Jam kerja saya dan suami ini ada enaknya ada nggak enaknya. Saya cukup teratur 8 jam sehari selama seminggu ditambah piket minggu dan hari besar. Teratur karena bisa dimulai kapan saja karena WFH. Sedangkan suami rolling jam selama 4 hari. Pagi siang malam libur. Jadi ada waktu colongan untuk menghabiskan waktu berdua setiap hari.
Lalu tren curhatan ibu-ibu soal me time sendiri, makan sendiri nggak bilang dan nggak ngajak, karena waktu dan piringnya tidak ingin diganggu anak dan suami, menyeruak di timeline.
Oh mungkin memang anak-anaknya belum masuk usia sekolah. Pikir saya, karena periode anak-anak sampai masuk TK dan punya jam sekolah yang sama juga kami, saya tepatnya, tunggu hampir 7 tahun lamanya.
And it’s boring.
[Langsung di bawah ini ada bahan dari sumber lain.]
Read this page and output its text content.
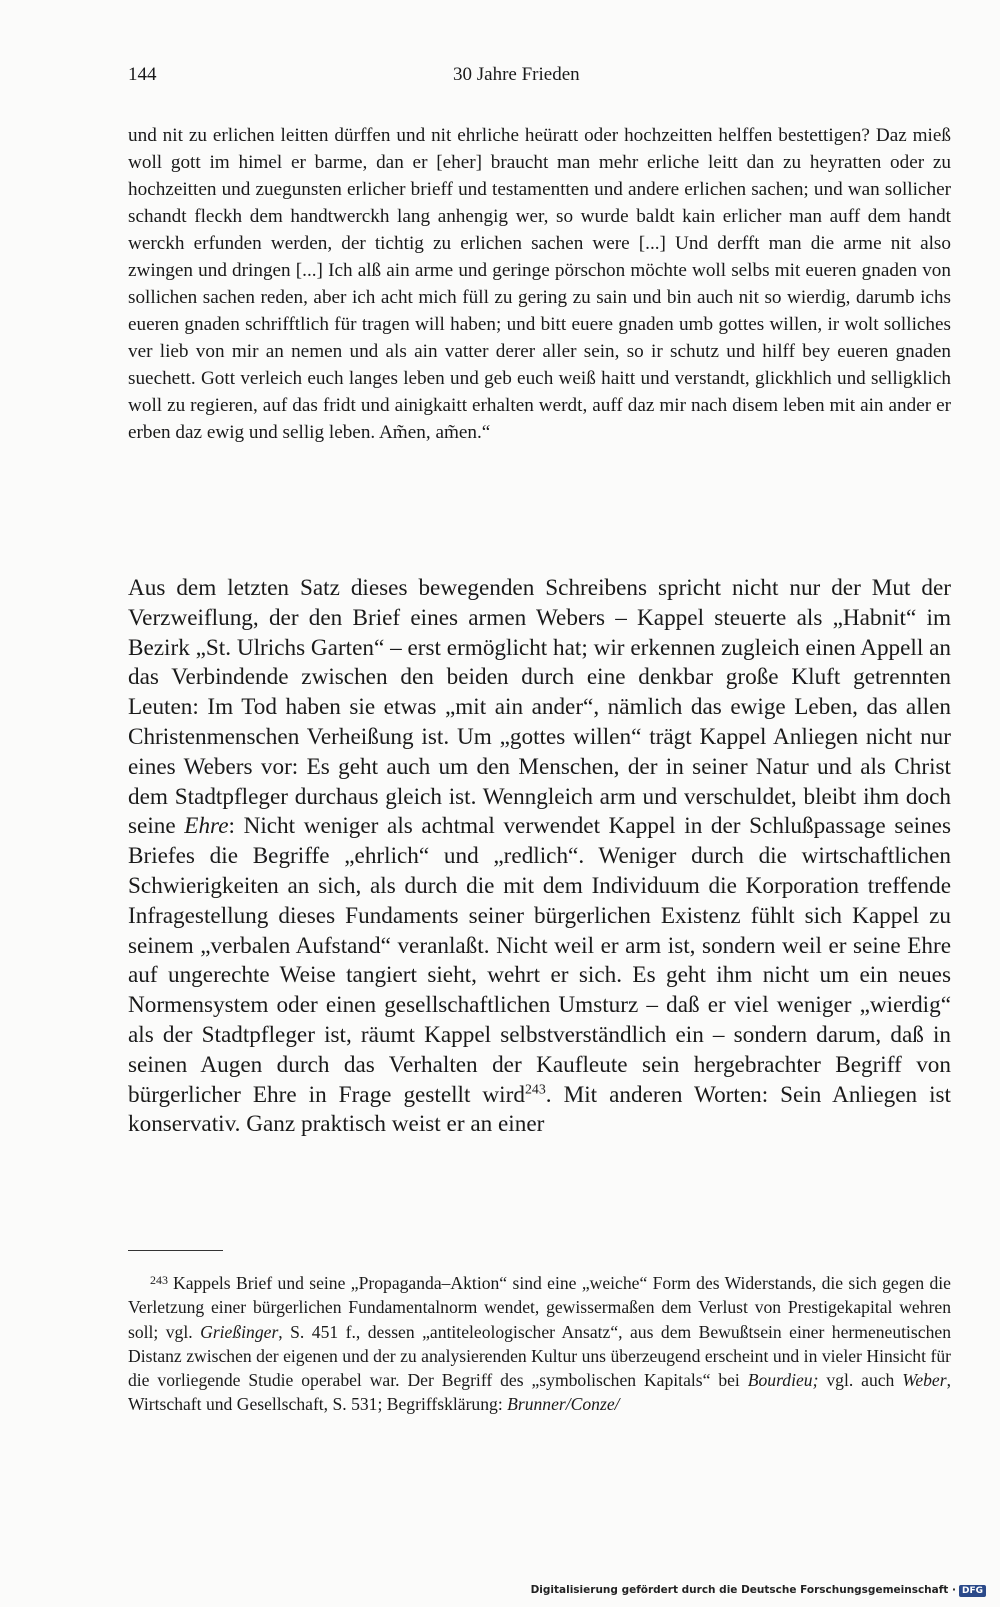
144	30 Jahre Frieden
und nit zu erlichen leitten dürffen und nit ehrliche heüratt oder hochzeitten helffen bestettigen? Daz mieß woll gott im himel er barme, dan er [eher] braucht man mehr erliche leitt dan zu heyratten oder zu hochzeitten und zuegunsten erlicher brieff und testamentten und andere erlichen sachen; und wan sollicher schandt fleckh dem handtwerckh lang anhengig wer, so wurde baldt kain erlicher man auff dem handt werckh erfunden werden, der tichtig zu erlichen sachen were [...] Und derfft man die arme nit also zwingen und dringen [...] Ich alß ain arme und geringe pörschon möchte woll selbs mit eueren gnaden von sollichen sachen reden, aber ich acht mich füll zu gering zu sain und bin auch nit so wierdig, darumb ichs eueren gnaden schrifftlich für tragen will haben; und bitt euere gnaden umb gottes willen, ir wolt solliches ver lieb von mir an nemen und als ain vatter derer aller sein, so ir schutz und hilff bey eueren gnaden suechett. Gott verleich euch langes leben und geb euch weiß haitt und verstandt, glickhlich und selligklich woll zu regieren, auf das fridt und ainigkaitt erhalten werdt, auff daz mir nach disem leben mit ain ander er erben daz ewig und sellig leben. Am̃en, am̃en.“
Aus dem letzten Satz dieses bewegenden Schreibens spricht nicht nur der Mut der Verzweiflung, der den Brief eines armen Webers – Kappel steuerte als „Habnit“ im Bezirk „St. Ulrichs Garten“ – erst ermöglicht hat; wir erkennen zugleich einen Appell an das Verbindende zwischen den beiden durch eine denkbar große Kluft getrennten Leuten: Im Tod haben sie etwas „mit ain ander“, nämlich das ewige Leben, das allen Christenmenschen Verheißung ist. Um „gottes willen“ trägt Kappel Anliegen nicht nur eines Webers vor: Es geht auch um den Menschen, der in seiner Natur und als Christ dem Stadtpfleger durchaus gleich ist. Wenngleich arm und verschuldet, bleibt ihm doch seine Ehre: Nicht weniger als achtmal verwendet Kappel in der Schlußpassage seines Briefes die Begriffe „ehrlich“ und „redlich“. Weniger durch die wirtschaftlichen Schwierigkeiten an sich, als durch die mit dem Individuum die Korporation treffende Infragestellung dieses Fundaments seiner bürgerlichen Existenz fühlt sich Kappel zu seinem „verbalen Aufstand“ veranlaßt. Nicht weil er arm ist, sondern weil er seine Ehre auf ungerechte Weise tangiert sieht, wehrt er sich. Es geht ihm nicht um ein neues Normensystem oder einen gesellschaftlichen Umsturz – daß er viel weniger „wierdig“ als der Stadtpfleger ist, räumt Kappel selbstverständlich ein – sondern darum, daß in seinen Augen durch das Verhalten der Kaufleute sein hergebrachter Begriff von bürgerlicher Ehre in Frage gestellt wird$^{243}$. Mit anderen Worten: Sein Anliegen ist konservativ. Ganz praktisch weist er an einer
$^{243}$ Kappels Brief und seine „Propaganda–Aktion“ sind eine „weiche“ Form des Widerstands, die sich gegen die Verletzung einer bürgerlichen Fundamentalnorm wendet, gewissermaßen dem Verlust von Prestigekapital wehren soll; vgl. Grießinger, S. 451 f., dessen „antiteleologischer Ansatz“, aus dem Bewußtsein einer hermeneutischen Distanz zwischen der eigenen und der zu analysierenden Kultur uns überzeugend erscheint und in vieler Hinsicht für die vorliegende Studie operabel war. Der Begriff des „symbolischen Kapitals“ bei Bourdieu; vgl. auch Weber, Wirtschaft und Gesellschaft, S. 531; Begriffsklärung: Brunner/Conze/
Digitalisierung gefördert durch die Deutsche Forschungsgemeinschaft · DFG
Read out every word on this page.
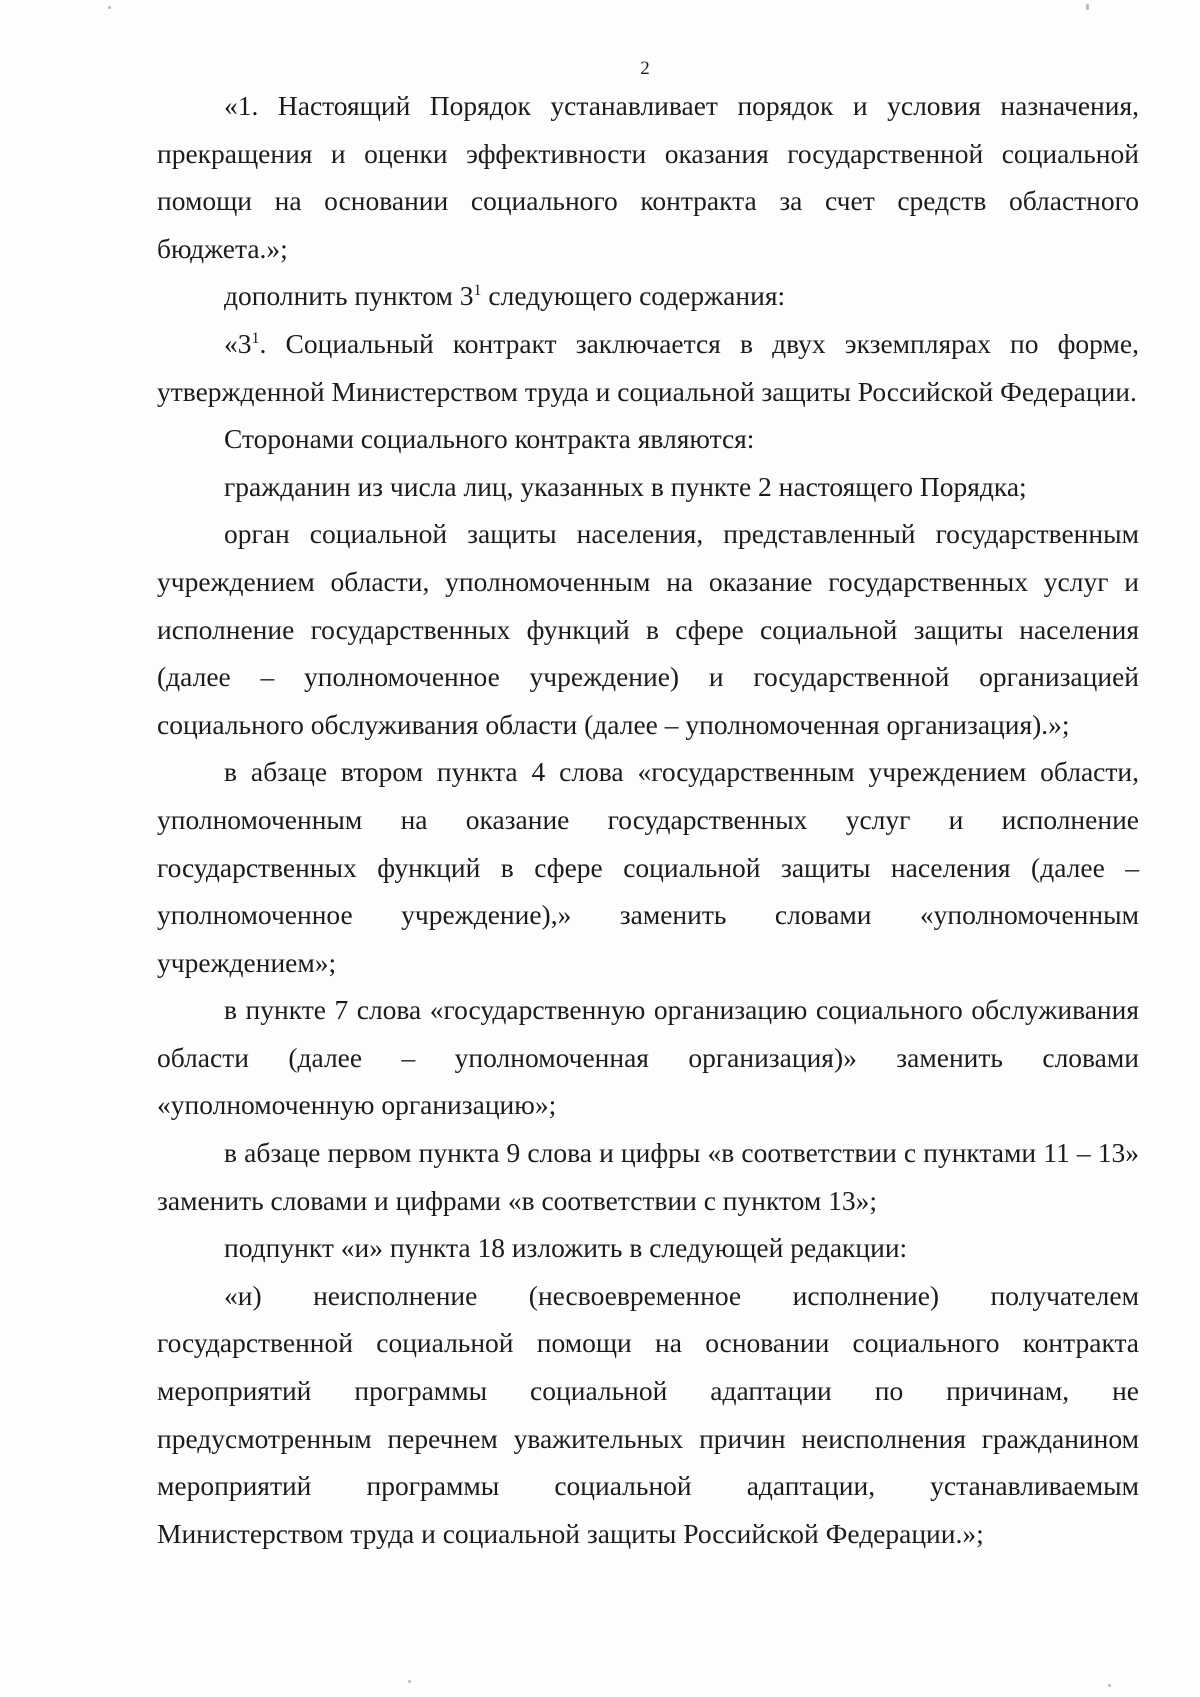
2

«1. Настоящий Порядок устанавливает порядок и условия назначения, прекращения и оценки эффективности оказания государственной социальной помощи на основании социального контракта за счет средств областного бюджета.»;

дополнить пунктом $3^1$ следующего содержания:

«$3^1$. Социальный контракт заключается в двух экземплярах по форме, утвержденной Министерством труда и социальной защиты Российской Федерации.

Сторонами социального контракта являются:

гражданин из числа лиц, указанных в пункте 2 настоящего Порядка;

орган социальной защиты населения, представленный государственным учреждением области, уполномоченным на оказание государственных услуг и исполнение государственных функций в сфере социальной защиты населения (далее – уполномоченное учреждение) и государственной организацией социального обслуживания области (далее – уполномоченная организация).»;

в абзаце втором пункта 4 слова «государственным учреждением области, уполномоченным на оказание государственных услуг и исполнение государственных функций в сфере социальной защиты населения (далее – уполномоченное учреждение),» заменить словами «уполномоченным учреждением»;

в пункте 7 слова «государственную организацию социального обслуживания области (далее – уполномоченная организация)» заменить словами «уполномоченную организацию»;

в абзаце первом пункта 9 слова и цифры «в соответствии с пунктами 11 – 13» заменить словами и цифрами «в соответствии с пунктом 13»;

подпункт «и» пункта 18 изложить в следующей редакции:

«и) неисполнение (несвоевременное исполнение) получателем государственной социальной помощи на основании социального контракта мероприятий программы социальной адаптации по причинам, не предусмотренным перечнем уважительных причин неисполнения гражданином мероприятий программы социальной адаптации, устанавливаемым Министерством труда и социальной защиты Российской Федерации.»;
Asli. For real. Suami mah kerjanya di luar rumah terus.
Apalagi di antara 7 tahun itu, 4 tahunnya sendiri dilanda pandemi, 2 tahun pandemi yang benar-benar di rumah aja. Kerja dari rumah, 24 jam 7 hari seminggu bersama dua anak balita yang lagi aktif-aktifnya. Beruntung ada mobil jadi masih bisa lah muter-muter kota tanpa harus turun bertemu orang. Kalau nggak gila ya ada gangguan jiwa mungkin, dalam hati saya menyadarinya. Marah-marah pada hal nggak penting itu sudah salah satu tandanya.
Saya jadi sangat paham ketika ada orangtua, terutama ibunya, yang ingin detached sebentar. Melepaskan jangkar-jangkar pemberat di hatinya. Melihat dunia dengan dada yang lebih lapang, sebentar saja. Apalagi kalau ibu di rumah dan juga bekerja.
Jujur, ketika saya ngantor sehari atau janjian wfc bareng teman-teman, itu rasanya LEGA. Ringan banget nggak mikir anak-anak makan apa atau mandi jam berapa dan ngga kudu denger mereka bertengkar. Sebentar saja.
It’s a privilege tinggal dengan orangtua. Anak-anak masih bisa dititipkan ke bapak ibu saya.
It’s a privilege split jam kerja dengan suami. Saya bisa bergantian pergi.
And it’s a privilege too ketika anak-anak masuk sekolah, saya dan suami bisa berduaan lagi.
Walau masih gemes-gemes bergembira kalau saya yang ada acara di luar rumah, saya masih harus nyiapkan stok makan siang sampai makan malam, mikir camilan anak-anak, dan ini dan itu. Sementara kalau suami yang pergi, yada yada tinggal pergi aja. Percaya bener dia kalau istrinya bisa handle dengan baik. Atau cuek aja sebenernya?
Whatever it is, luaskan empatinya ketika ada ibu atau bapak rumah tangga yang mengeluh ingin ‘libur’ sebentar. Kami bukannya nggak bersyukur diberi kepercayaan dari Yang Kuasa untuk merawat anak dibanding pejuang garis dua yang nggak dapat-dapat juga. Kami hanya capek, pengen istirahat sebentar saja. Menemukan diri sendiri lagi. Mempuk-puk pundak di luar rumah, dan bilang you deserve life too. Untuk kemudian berjibaku kembali mengurus anak dan rumah. Dan bekerja.
Itu saja kok.
Beri kami waktu sebentar ya.
agreee sangat ;). aku ga pernah mau judge ibu2 yg mungkin mengeluh krn ga bisa me time.. krn memang ada yg masih seperti itu, susah mnedapatkan waktu sendiri utk me time sebentar saja.. padahal itu perlu.
capeek loh mengurus semuanya sendiri. aku beruntung krn ada babysitter dan asisten yg membantu.. aku bisa ngerasain di saat asisten2ku mudik, di situlah mau ga mau ikutan merasa capeknya melakukan semua kerja rumah termasuj urus anak sendiri.. krn itu ga tega utk menjudge ibu2 yg mengeluh capek..
terkadang mereka ngeluh di sosmed, ya gapapa.. mungkin aja dengan begitu mereka bisa melepas sedikit uneg2nya.. sayangnya masih ada aja orang, bahkan wanita yg mengecam ibu2 begitu.. ntahlah di mana empatinya
yang mengecam itu kadang meluapkan kekecewaannya juga karena dia mengalami hal yg sama. hidupnya kadang sooo bitter than yg ngeluh. aku ya memahami juga tapi ga paham kenapa jempolnya sangat jahat ngomennya.